This the beginning of the story, not the end. I received my car back from Woodhouse approx a week ago and decided to hit the dragstrip prior to year end. I went to Norwalk on Saturday which is a NHRA strip. It is first class facility and the entire track has VHT applied, which means a street tire car has traction. Complicating this trip to the strip is the fact that I had no seat time prior to hitting the track, in addition, I had just recently installed the McLeod twin-disk clutch, the combination was like driving a new car.
1. The car had the HC installed by Woodhouse, i was going to do it myself, however, the one year warranty pushed me over to Woodhouse. There is no question that something is different, the engine acceleration is in a different class than a car with a tune/headers. The car weighed 3320 with a 1/2 tank of gas. We weighed a 93 G2 and it weighed 3520 on the same scale.
2. The car is a 2013 with Balenger's and the MCS shocks. It has the Mickey Thompson 3.45 X 18 tires on Forgelines supplied by Tony Watley (NineBall).
3. The conditions were perfect except the humidity went up and the DA averaged 1800 during most runs.
4. Last year the car did a best of 10.85 at 130 with a DA that was close to 1200. That was with a 60 ft time of 1.6X. At that time the car had the factory clutch and my own HPT tune. That run was the exception, most runs were 11.2 to 11.4 It is important to remember these numbers), with 60 ft times of 1.90-1.95.
The whole key to these cars is getting them off the line with a 60 ft time of 1.6-1.7 or better, the problem is the aluminum flywheel, no matter how hard you come off the line the car will bog unless you can slip the clutch. Whether you want to or not the factory clutch will slip or eventually will start to slip, which can help the 60 ft time.
5. The problem i had was that launching at 5000 was not enough to break the tires loose. I used to run them at 12 psi, this time I had them pumped up to 25 psi and did not heat them up, i still could not break them loose due to the track prep. This caused the car to totally bog. I kept trying to slip the clutch, but, could not get it quite right (that will come with time). I was only able to get three more good runs and those times were not that good. Those three runs were 10.9 to 11.0, however, they all had a 60 ft time of 1.9 to 1.95. That means with a good launch that you will see the Arrow HC cars turn mid to low 10's very soon. If I get another run this year, I guarantee a 10.5.
6. in the past with the Balenger's and a tune the car would typically trap 127-128 with a high of 130. Keep in mind the DA in Ohio is never great since you start with 1100 to 1500 ft above sea level.
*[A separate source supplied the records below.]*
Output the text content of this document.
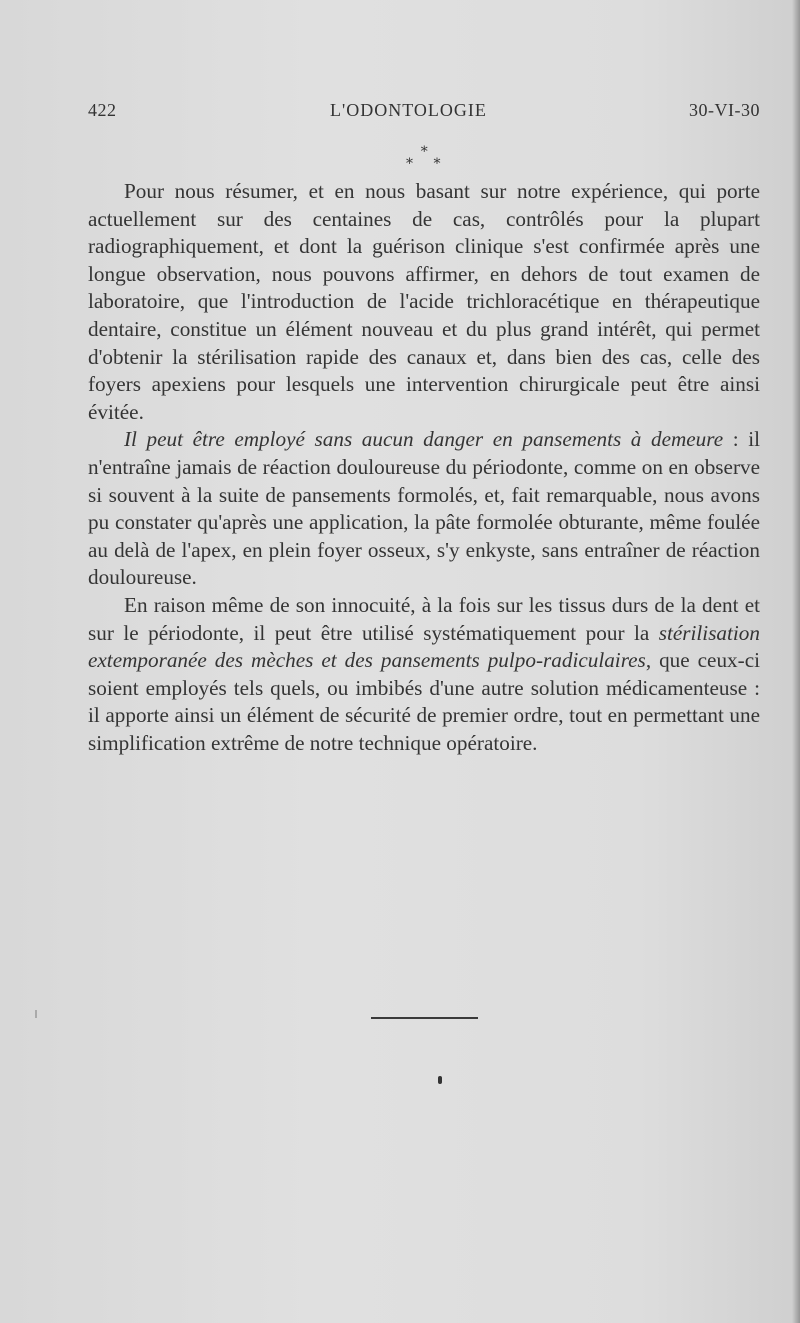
422	L'ODONTOLOGIE	30-VI-30
*
* *

Pour nous résumer, et en nous basant sur notre expérience, qui porte actuellement sur des centaines de cas, contrôlés pour la plupart radiographiquement, et dont la guérison clinique s'est confirmée après une longue observation, nous pouvons affirmer, en dehors de tout examen de laboratoire, que l'introduction de l'acide trichloracétique en thérapeutique dentaire, constitue un élément nouveau et du plus grand intérêt, qui permet d'obtenir la stérilisation rapide des canaux et, dans bien des cas, celle des foyers apexiens pour lesquels une intervention chirurgicale peut être ainsi évitée.

Il peut être employé sans aucun danger en pansements à demeure : il n'entraîne jamais de réaction douloureuse du périodonte, comme on en observe si souvent à la suite de pansements formolés, et, fait remarquable, nous avons pu constater qu'après une application, la pâte formolée obturante, même foulée au delà de l'apex, en plein foyer osseux, s'y enkyste, sans entraîner de réaction douloureuse.

En raison même de son innocuité, à la fois sur les tissus durs de la dent et sur le périodonte, il peut être utilisé systématiquement pour la stérilisation extemporanée des mèches et des pansements pulpo-radiculaires, que ceux-ci soient employés tels quels, ou imbibés d'une autre solution médicamenteuse : il apporte ainsi un élément de sécurité de premier ordre, tout en permettant une simplification extrême de notre technique opératoire.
With the HC all the runs were over 133 and I had a run of 135 and this was with a DA of 1800. Basically a gain in 5-6 mph. Just a guess with a DA of -2000 you could see 140 with a HC car.
7. The McLeod clutch is the real deal. I was launching at 5000 and bogging and it never faltered. A little more seat time and I will get the feel, once I get it to slip a little, we will see a sub 10.5 sec run. Being conservative, a 10 second car will drop the ET by twice the improvement in 60 ft time. Some say it is a lot more. This car with a 1.5, 60 ft time is bouncing in low tens.
Hats off to Woodhouse, nothing but top shelf and going beyond what one would expect. I have the baseline dyno (car with tune and car without tune) and a post install dyno number. I am doing one more set of pulls in two weeks, I will publish all the data once I get the final dyno numbers. At this point it looks like the HC hp numbers are way beyond 100 rwhp better than a stock car.
You have to drive these cars to appreciate the difference. I ran a couple of automatic/strip only cars that had 1.3, 60 ft times, they would pull me 5 cars off the line, the HC cars catches them in 3rd and just pulls away.